Dalam kemerdekaan kekuasaan kehakiman harus dibedakan antara kemerdekaan yang bersifat de jure dan yang bersifat de facto. Kemerdekaan de jure adalah berkait dengan aturan-aturan atau ketentuan-ketentuan formal yang dirancang untuk melindungi hakim dari tekanan yang tidak sepatutnya, baik yang datang dari luar maupun dari dalam kekuasaan kehakiman itu sendiri. Sementara itu, kemerdekaan de facto adalah merujuk pada perilaku.

Selain itu, secara akademik, ada pula pembedaan antara kemerdekaan formal dan kemerdekaan substantif.

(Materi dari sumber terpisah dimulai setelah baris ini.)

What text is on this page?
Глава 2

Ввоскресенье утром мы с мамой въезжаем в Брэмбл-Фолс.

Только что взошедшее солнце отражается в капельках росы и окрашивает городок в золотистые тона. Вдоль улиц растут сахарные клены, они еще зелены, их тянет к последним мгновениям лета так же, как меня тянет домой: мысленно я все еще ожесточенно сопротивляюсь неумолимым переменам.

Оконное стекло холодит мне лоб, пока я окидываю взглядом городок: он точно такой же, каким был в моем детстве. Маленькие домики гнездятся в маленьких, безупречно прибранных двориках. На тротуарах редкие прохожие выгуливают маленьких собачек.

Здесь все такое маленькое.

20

Yang disebut terdahulu adalah merujuk pada persyaratan bahwa hakim-hakim harus merdeka yang kemudian melahirkan kemerdekaan peradilan tempat mereka bertugas, sedangkan yang disebut belakangan adalah merujuk pada independensi dalam kasus-kasus yang ditangani.

Dengan kata lain, kemerdekaan formal adalah berkait dengan netralitas pikiran seseorang hakim, sedangkan kemerdekaan substantif adalah berkenaan dengan tuntutan bahwa hakim harus bertindak merdeka dan tidak berpihak dalam mengadili kasus-kasus konkret yang dihadapkan kepadanya.

Kekuasaan hakim yang merdeka menjadi makin vital setelah dalam perkembangannya kekuasaan kehakiman juga diberi fungsi sebagai “pengawal konstitusi” yang tujuan sentralnya, menyitir kata-kata Alec Stone Sweet, adalah “mempertahankan superioritas normatif ketentuan konstitusi dalam tertib hukum”.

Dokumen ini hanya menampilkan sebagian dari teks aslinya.